B. LA FISCALITÉ ECOLOGIQUE
Comme la ministre de l'environnement l'avait souligné devant votre commission, le projet de loi de finances pour 1999 amorce la mise en place d'une " fiscalité écologique ". Cette " amorce " se traduit par un certain nombre de mesures ponctuelles -en particulier le début du rattrapage de la TIPP sur le gazole- mais aussi par une innovation d'une toute autre portée : la création de la taxe générale sur les activités polluantes, la TGAP.
1. La création de la TGAP
L'article 30 de la première partie du projet de loi de
finances propose d'instituer une " taxe générale sur les
activités polluantes " affectée au budget de l'Etat. Cette
taxe est présentée comme évolutive : comme l'indiquait
l'exposé des motifs de l'article, sa création s'inscrit en effet
"
dans la perspective d'une future " écotaxe "
européenne
".
Dans un avenir plus immédiat, Mme Dominique Voynet a mentionné
devant votre commission les concertations actuellement en cours pour substituer
la TGAP à tout ou partie des redevances perçues par les agences
de l'eau.
En 1999, toutefois, la TGAP ne se substituerait qu'aux taxes actuellement
perçues par l'ADEME.
Votre rapporteur examinera donc le dispositif proposé pour 1999 avant de
tenter de porter un jugement sur le principe de la TGAP, jugement qui ne peut
se fonder uniquement sur la " première étape " de sa
mise en place prévue par le projet de loi de finances.
a) Le dispositif proposé par l'article 30 du projet de loi de finances
A
compter de 1999, la TGAP remplacera les cinq taxes perçues directement
par l'ADEME. Son produit sera affecté au budget de l'Etat, et l'ADEME
bénéficiera d'une subvention budgétaire d'un montant
équivalent. Il est à noter que le produit de la TGAP devrait
être supérieur au produit attendu pour 1998 des taxes qu'elle
remplace, notamment en raison du relèvement de la taxe sur les
déchets.
Corrélativement, l'ADEME reversera au budget général le
produit perçu en 1999 au titre des anciennes taxes affectées.

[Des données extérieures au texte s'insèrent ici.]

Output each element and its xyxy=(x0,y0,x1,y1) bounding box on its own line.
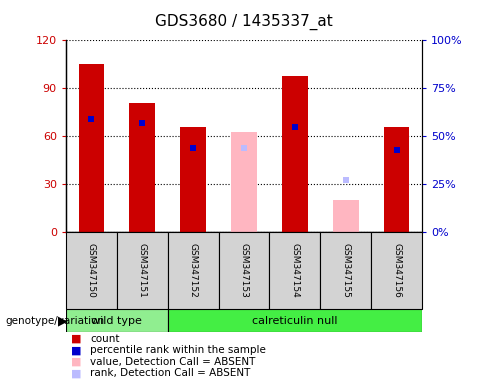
Text: GDS3680 / 1435337_at: GDS3680 / 1435337_at xyxy=(155,13,333,30)
Bar xyxy=(181,127,206,232)
Bar xyxy=(79,64,104,232)
Bar xyxy=(66,232,117,309)
Bar xyxy=(269,232,320,309)
Text: GSM347151: GSM347151 xyxy=(138,243,147,298)
Text: ■: ■ xyxy=(71,345,81,355)
Bar xyxy=(320,232,371,309)
Text: value, Detection Call = ABSENT: value, Detection Call = ABSENT xyxy=(90,357,256,367)
Bar xyxy=(117,232,168,309)
Bar xyxy=(66,309,168,332)
Bar xyxy=(231,131,257,232)
Bar xyxy=(282,76,307,232)
Bar xyxy=(168,232,219,309)
Text: ■: ■ xyxy=(71,357,81,367)
Bar xyxy=(384,127,409,232)
Text: calreticulin null: calreticulin null xyxy=(252,316,338,326)
Text: ■: ■ xyxy=(71,334,81,344)
Bar xyxy=(333,200,359,232)
Text: ▶: ▶ xyxy=(58,314,67,327)
Text: GSM347156: GSM347156 xyxy=(392,243,401,298)
Text: ■: ■ xyxy=(71,368,81,378)
Bar xyxy=(219,232,269,309)
Bar xyxy=(168,309,422,332)
Text: GSM347153: GSM347153 xyxy=(240,243,248,298)
Text: genotype/variation: genotype/variation xyxy=(5,316,104,326)
Text: GSM347155: GSM347155 xyxy=(341,243,350,298)
Text: wild type: wild type xyxy=(91,316,142,326)
Bar xyxy=(129,103,155,232)
Text: percentile rank within the sample: percentile rank within the sample xyxy=(90,345,266,355)
Text: GSM347154: GSM347154 xyxy=(290,243,300,298)
Text: GSM347152: GSM347152 xyxy=(188,243,198,298)
Bar xyxy=(371,232,422,309)
Text: count: count xyxy=(90,334,120,344)
Text: GSM347150: GSM347150 xyxy=(87,243,96,298)
Text: rank, Detection Call = ABSENT: rank, Detection Call = ABSENT xyxy=(90,368,251,378)
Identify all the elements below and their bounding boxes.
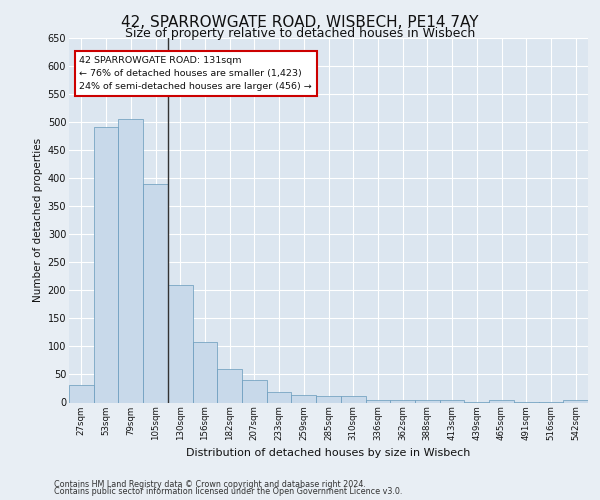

L'application de l'article 30 du projet de loi de finances équivaut donc
à une " rebudgétisation " des ressources de l'ADEME,
rebudgétisation qui était en elle-même souhaitable, comme
votre rapporteur l'avait souligné l'an dernier.
•
Les cinq taxes remplacées par la TGAP
- La taxe sur la pollution atmosphérique
La taxe parafiscale sur la pollution atmosphérique, qui est assise sur
la quantité de polluants émise au cours de l'année
précédant celle de son recouvrement, a été
créée par le décret n° 85-582 du 7 juin 1985.
Reconduite pour cinq ans en 1990, elle a été de nouveau
prorogée par le décret n° 95-515 du 3 mai 1995, qui a
élargi son assiette aux composés organiques volatils et a
augmenté son taux, pour tous les polluants taxés, de 150 francs
à 180 francs la tonne. Cette taxe, qui concerne moins de 1 500
installations ne s'applique qu'aux gros équipements de combustion.
La nécessité de dégager des nouveaux moyens pour financer
l'équipement des réseaux de surveillance de la qualité de
l'air a conduit à une nouvelle majoration de son taux par
l'arrêté du 8 décembre 1997. Le produit de cette taxe
devait donc atteindre 182,4 millions de francs en 1998. Cette augmentation
devrait permettre de dégager 40 millions supplémentaires en 1999
(soit 222,4 millions de francs).
- Les taxes sur le stockage des déchets ménagers et des
déchets industriels spéciaux
La taxe sur les déchets ménagers doit s'appliquer jusqu'au
30 juin 2002, date à laquelle seuls les déchets ultimes
pourront être mis en décharge aux termes de la loi du
13 juillet 1992 relative à l'élimination des déchets.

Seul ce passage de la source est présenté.